Otro de mis hermanos, el Mediano (yo soy el
primogénito), era un acróbata fantástico. También a los cuatro años realizaba unos
números de equilibrio como nadie. El momento culminante era caminar por el hilo de una
telaraña. ¡Atravesaba un bulevar a la altura del séptimo piso! La gente creía que se
trataba de hilo de acero. Los sempiternos ataques de los incapaces.

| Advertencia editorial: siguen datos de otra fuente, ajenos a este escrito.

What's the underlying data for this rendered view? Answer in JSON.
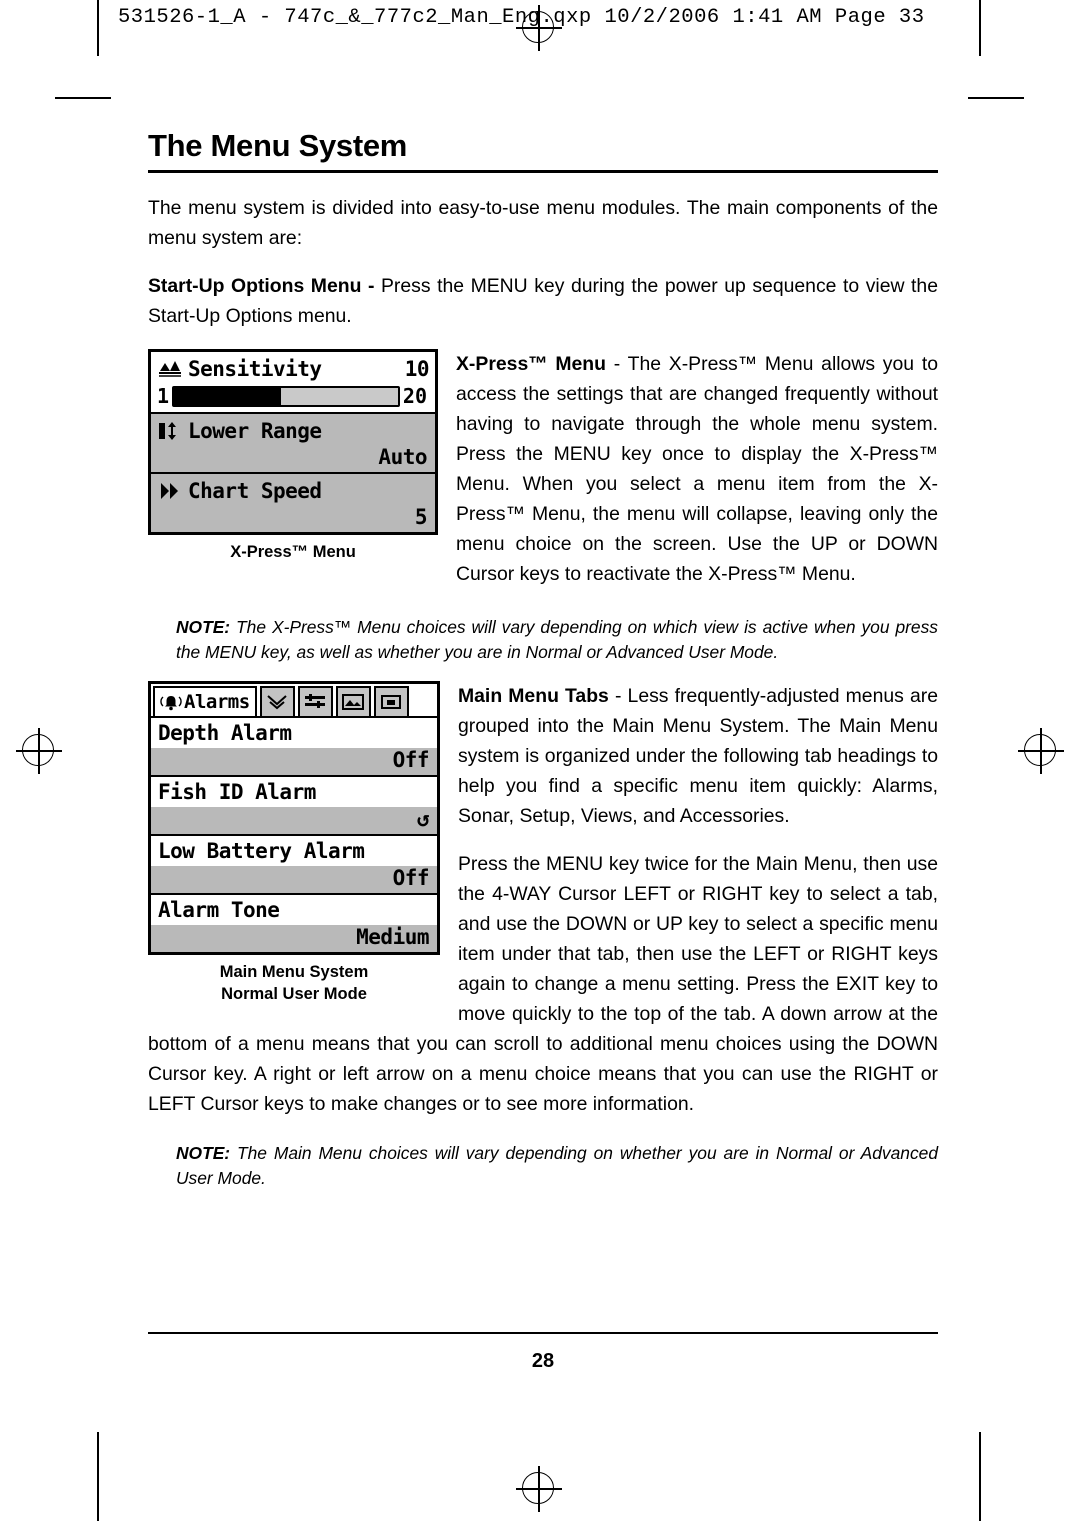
{
  "header": {
    "slug": "531526-1_A - 747c_&_777c2_Man_Eng.qxp   10/2/2006  1:41 AM  Page 33"
  },
  "page": {
    "title": "The Menu System",
    "intro": "The menu system is divided into easy-to-use menu modules. The main components of the menu system are:",
    "startup_bold": "Start-Up Options Menu - ",
    "startup_text": "Press the MENU key during the power up sequence to view the Start-Up Options menu.",
    "xpress_bold": "X-Press™ Menu",
    "xpress_text": " - The X-Press™ Menu allows you to access the settings that are changed frequently without having to navigate through the whole menu system. Press the MENU key once to display the X-Press™ Menu. When you select a menu item from the X-Press™ Menu, the menu will collapse, leaving only the menu choice on the screen. Use the UP or DOWN Cursor keys to reactivate the X-Press™ Menu.",
    "note1_label": "NOTE:",
    "note1_text": " The X-Press™ Menu choices will vary depending on which view is active when you press the MENU key, as well as whether you are in Normal or Advanced User Mode.",
    "maintabs_bold": "Main Menu Tabs",
    "maintabs_text": " - Less frequently-adjusted menus are grouped into the Main Menu System. The Main Menu system is organized under the following tab headings to help you find a specific menu item quickly: Alarms, Sonar, Setup, Views, and Accessories.",
    "press_text": "Press the MENU key twice for the Main Menu, then use the 4-WAY Cursor LEFT or RIGHT key to select a tab, and use the DOWN or UP key to select a specific menu item under that tab, then use the LEFT or RIGHT keys again to change a menu setting. Press the EXIT key to move quickly to the top of the tab. A down arrow at the bottom of a menu means that you can scroll to additional menu choices using the DOWN Cursor key. A right or left arrow on a menu choice means that you can use the RIGHT or LEFT Cursor keys to make changes or to see more information.",
    "note2_label": "NOTE:",
    "note2_text": " The Main Menu choices will vary depending on whether you are in Normal or Advanced User Mode.",
    "folio": "28"
  },
  "xpress_figure": {
    "caption": "X-Press™ Menu",
    "rows": [
      {
        "label": "Sensitivity",
        "value": "10",
        "icon": "sensitivity-icon"
      },
      {
        "label": "Lower Range",
        "value": "Auto",
        "icon": "lower-range-icon"
      },
      {
        "label": "Chart Speed",
        "value": "5",
        "icon": "chart-speed-icon"
      }
    ],
    "slider": {
      "min": "1",
      "max": "20",
      "fill_percent": 48
    }
  },
  "mainmenu_figure": {
    "caption_line1": "Main Menu System",
    "caption_line2": "Normal User Mode",
    "active_tab": "Alarms",
    "tab_icons": [
      "sonar-tab-icon",
      "setup-tab-icon",
      "views-tab-icon",
      "accessories-tab-icon"
    ],
    "rows": [
      {
        "label": "Depth Alarm",
        "value": "Off"
      },
      {
        "label": "Fish ID Alarm",
        "value": "↺"
      },
      {
        "label": "Low Battery Alarm",
        "value": "Off"
      },
      {
        "label": "Alarm Tone",
        "value": "Medium"
      }
    ]
  }
}
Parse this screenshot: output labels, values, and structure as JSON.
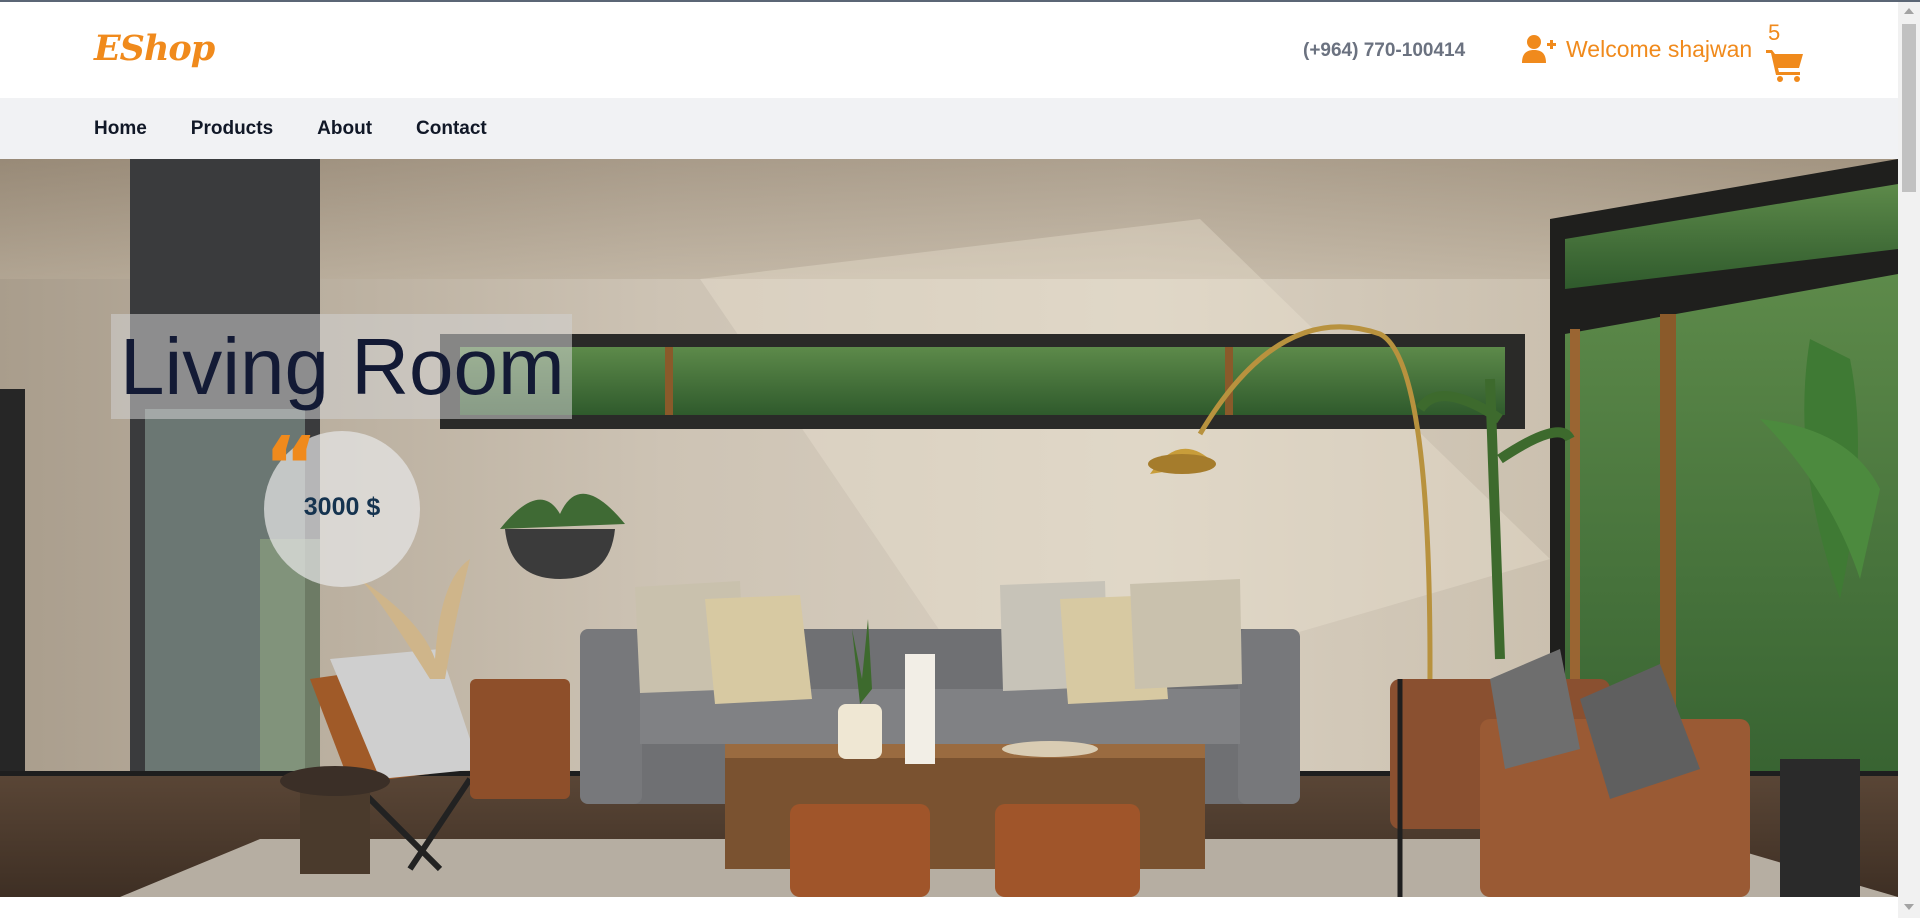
{
  "header": {
    "logo": "EShop",
    "phone": "(+964) 770-100414",
    "welcome": "Welcome shajwan",
    "user_icon": "user-plus-icon",
    "cart_icon": "shopping-cart-icon",
    "cart_count": "5"
  },
  "nav": {
    "items": [
      "Home",
      "Products",
      "About",
      "Contact"
    ]
  },
  "hero": {
    "title": "Living Room",
    "quote_icon": "quote-icon",
    "price": "3000 $"
  },
  "colors": {
    "accent": "#f08a1c",
    "nav_background": "#f1f2f4",
    "title_text": "#131a35",
    "price_text": "#15334f"
  }
}
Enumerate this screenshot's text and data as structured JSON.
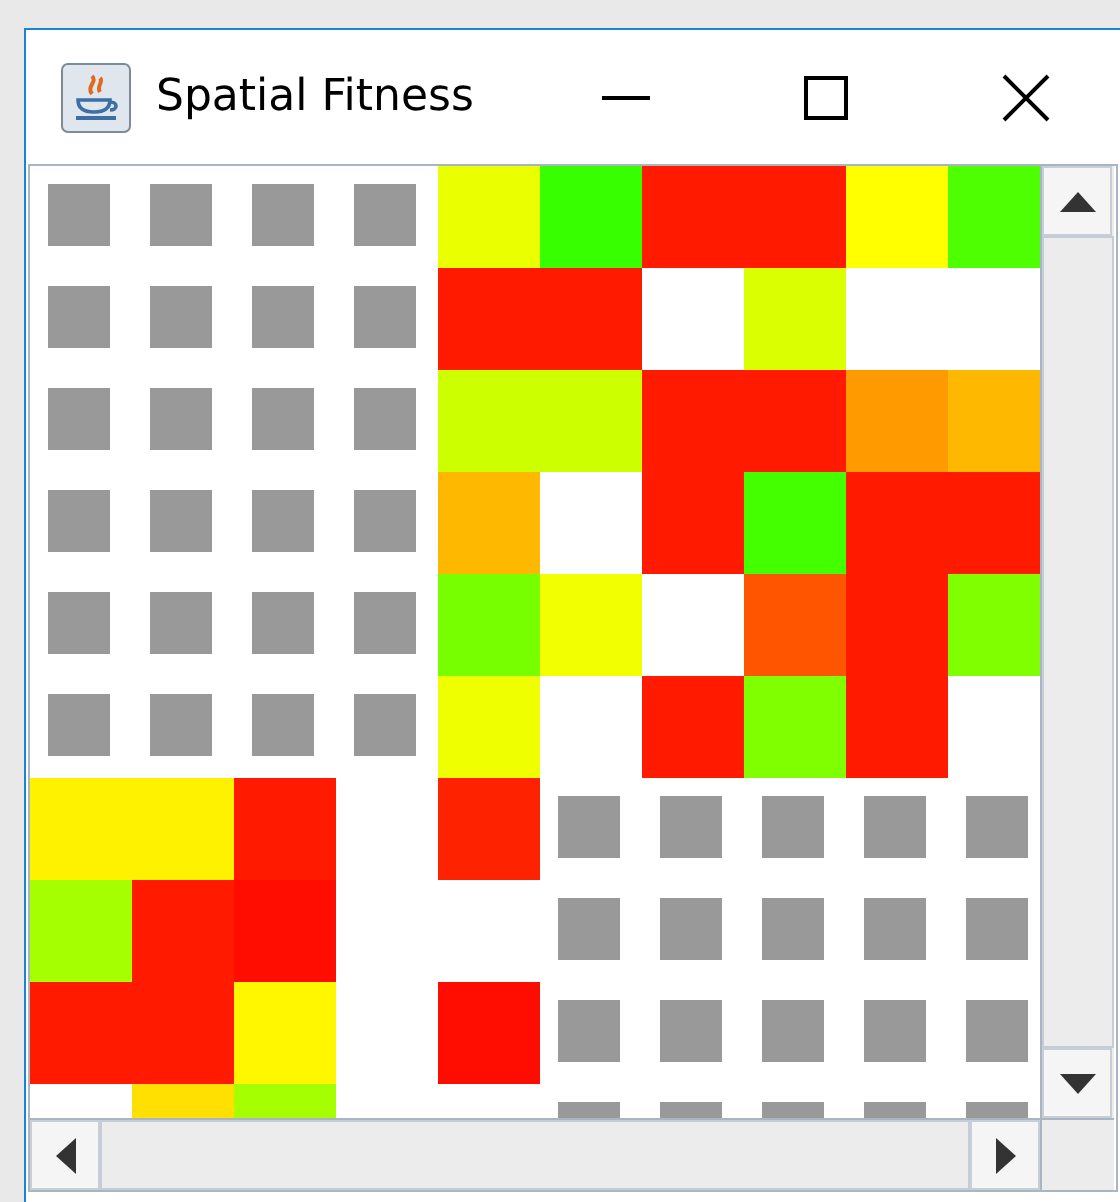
{
  "window": {
    "title": "Spatial Fitness"
  },
  "grid": {
    "rows": [
      {
        "cells": [
          {
            "kind": "marker"
          },
          {
            "kind": "marker"
          },
          {
            "kind": "marker"
          },
          {
            "kind": "marker"
          },
          {
            "kind": "fill",
            "color": "#eaff00"
          },
          {
            "kind": "fill",
            "color": "#38ff00"
          },
          {
            "kind": "fill",
            "color": "#ff1a00"
          },
          {
            "kind": "fill",
            "color": "#ff1a00"
          },
          {
            "kind": "fill",
            "color": "#ffff00"
          },
          {
            "kind": "fill",
            "color": "#4dff00"
          }
        ]
      },
      {
        "cells": [
          {
            "kind": "marker"
          },
          {
            "kind": "marker"
          },
          {
            "kind": "marker"
          },
          {
            "kind": "marker"
          },
          {
            "kind": "fill",
            "color": "#ff1a00"
          },
          {
            "kind": "fill",
            "color": "#ff1a00"
          },
          {
            "kind": "blank"
          },
          {
            "kind": "fill",
            "color": "#d9ff00"
          },
          {
            "kind": "blank"
          },
          {
            "kind": "blank"
          }
        ]
      },
      {
        "cells": [
          {
            "kind": "marker"
          },
          {
            "kind": "marker"
          },
          {
            "kind": "marker"
          },
          {
            "kind": "marker"
          },
          {
            "kind": "fill",
            "color": "#ccff00"
          },
          {
            "kind": "fill",
            "color": "#ccff00"
          },
          {
            "kind": "fill",
            "color": "#ff1a00"
          },
          {
            "kind": "fill",
            "color": "#ff1a00"
          },
          {
            "kind": "fill",
            "color": "#ff9a00"
          },
          {
            "kind": "fill",
            "color": "#ffb800"
          }
        ]
      },
      {
        "cells": [
          {
            "kind": "marker"
          },
          {
            "kind": "marker"
          },
          {
            "kind": "marker"
          },
          {
            "kind": "marker"
          },
          {
            "kind": "fill",
            "color": "#ffb800"
          },
          {
            "kind": "blank"
          },
          {
            "kind": "fill",
            "color": "#ff1a00"
          },
          {
            "kind": "fill",
            "color": "#44ff00"
          },
          {
            "kind": "fill",
            "color": "#ff1a00"
          },
          {
            "kind": "fill",
            "color": "#ff1a00"
          }
        ]
      },
      {
        "cells": [
          {
            "kind": "marker"
          },
          {
            "kind": "marker"
          },
          {
            "kind": "marker"
          },
          {
            "kind": "marker"
          },
          {
            "kind": "fill",
            "color": "#77ff00"
          },
          {
            "kind": "fill",
            "color": "#f2ff00"
          },
          {
            "kind": "blank"
          },
          {
            "kind": "fill",
            "color": "#ff5500"
          },
          {
            "kind": "fill",
            "color": "#ff1a00"
          },
          {
            "kind": "fill",
            "color": "#7fff00"
          }
        ]
      },
      {
        "cells": [
          {
            "kind": "marker"
          },
          {
            "kind": "marker"
          },
          {
            "kind": "marker"
          },
          {
            "kind": "marker"
          },
          {
            "kind": "fill",
            "color": "#f0ff00"
          },
          {
            "kind": "blank"
          },
          {
            "kind": "fill",
            "color": "#ff1a00"
          },
          {
            "kind": "fill",
            "color": "#80ff00"
          },
          {
            "kind": "fill",
            "color": "#ff1a00"
          },
          {
            "kind": "blank"
          }
        ]
      },
      {
        "cells": [
          {
            "kind": "fill",
            "color": "#fff200"
          },
          {
            "kind": "fill",
            "color": "#fff200"
          },
          {
            "kind": "fill",
            "color": "#ff1a00"
          },
          {
            "kind": "blank"
          },
          {
            "kind": "fill",
            "color": "#ff2200"
          },
          {
            "kind": "marker"
          },
          {
            "kind": "marker"
          },
          {
            "kind": "marker"
          },
          {
            "kind": "marker"
          },
          {
            "kind": "marker"
          }
        ]
      },
      {
        "cells": [
          {
            "kind": "fill",
            "color": "#a6ff00"
          },
          {
            "kind": "fill",
            "color": "#ff1a00"
          },
          {
            "kind": "fill",
            "color": "#ff0d00"
          },
          {
            "kind": "blank"
          },
          {
            "kind": "blank"
          },
          {
            "kind": "marker"
          },
          {
            "kind": "marker"
          },
          {
            "kind": "marker"
          },
          {
            "kind": "marker"
          },
          {
            "kind": "marker"
          }
        ]
      },
      {
        "cells": [
          {
            "kind": "fill",
            "color": "#ff1a00"
          },
          {
            "kind": "fill",
            "color": "#ff1a00"
          },
          {
            "kind": "fill",
            "color": "#fff700"
          },
          {
            "kind": "blank"
          },
          {
            "kind": "fill",
            "color": "#ff0d00"
          },
          {
            "kind": "marker"
          },
          {
            "kind": "marker"
          },
          {
            "kind": "marker"
          },
          {
            "kind": "marker"
          },
          {
            "kind": "marker"
          }
        ]
      },
      {
        "cells": [
          {
            "kind": "blank"
          },
          {
            "kind": "fill",
            "color": "#ffe000"
          },
          {
            "kind": "fill",
            "color": "#a6ff00"
          },
          {
            "kind": "blank"
          },
          {
            "kind": "blank"
          },
          {
            "kind": "marker"
          },
          {
            "kind": "marker"
          },
          {
            "kind": "marker"
          },
          {
            "kind": "marker"
          },
          {
            "kind": "marker"
          }
        ]
      }
    ]
  }
}
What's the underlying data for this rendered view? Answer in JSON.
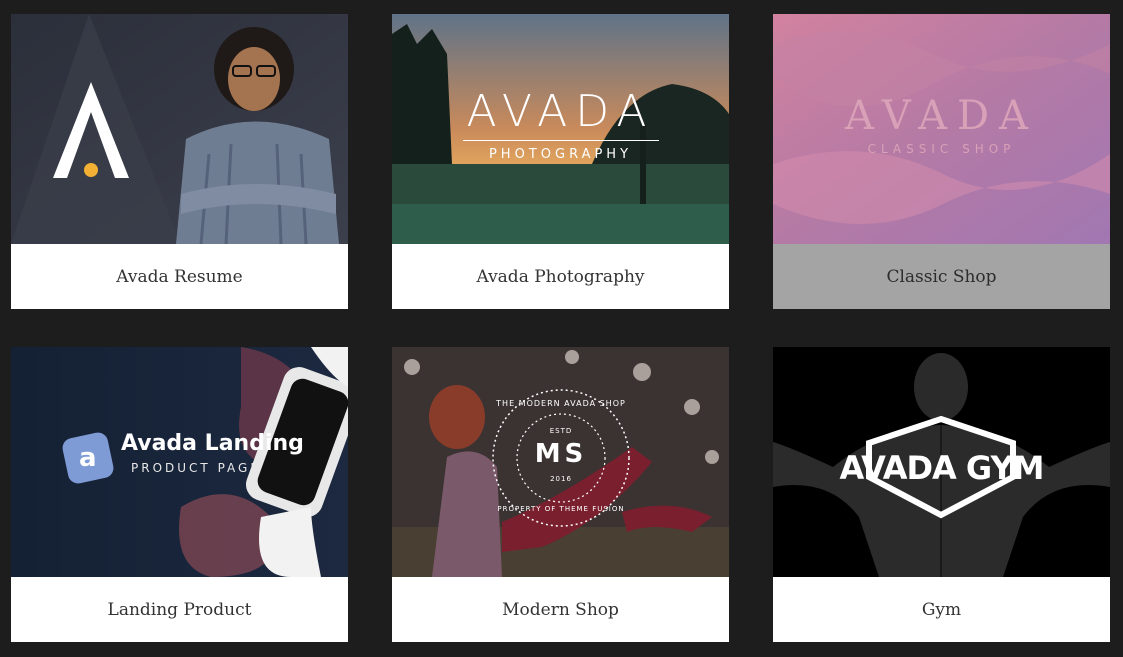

El Pequeño escribía poesía. Sólo sonetos. A los
cinco años ya había publicado un pequeño poemario. Los críticos estaban desconcertados
e insinuaban que los versos los había compuesto otro. Para esclarecer definitivamente las
cosas, encerraron al pequeño bardo en una habitación y le dieron tres temas para que
improvisara un poema de cada. El niño se asustó y se echó a llorar pero cuando le
dijeron que si terminaba rápido se iría a jugar se animó. Cuando aún no había pasado
una hora tocó a la puerta. A falta de algunos retoques porque lo había hecho de prisa y
corriendo, los sonetos eran más hermosos que nunca. A los seis años escribió una
epopeya. Una especie de leyenda en verso. Más o menos quince mil versos. A los nueve
años rehusó seguir escribiendo. Decía que no podía más. Ni a palos hubo forma. Porque
mi padre nos pegaba. Decía que éramos holgazanes. Al Pequeño le solicitaban trabajos
para revistas, salía en televisión, se publicaba su obra y ganaban incomparablemente
más que nuestro padre, un triste funcionario. Las cosas se complicaron porque, también
por la misma época, el Mediano empezó a engordar de repente y sus acrobacias por un hilo
de tela de araña se volvieron imposibles. Ni por una cuerda podía ya caminar. Sólo por
una viga. Y él también había sido una fuente de ingresos para la familia.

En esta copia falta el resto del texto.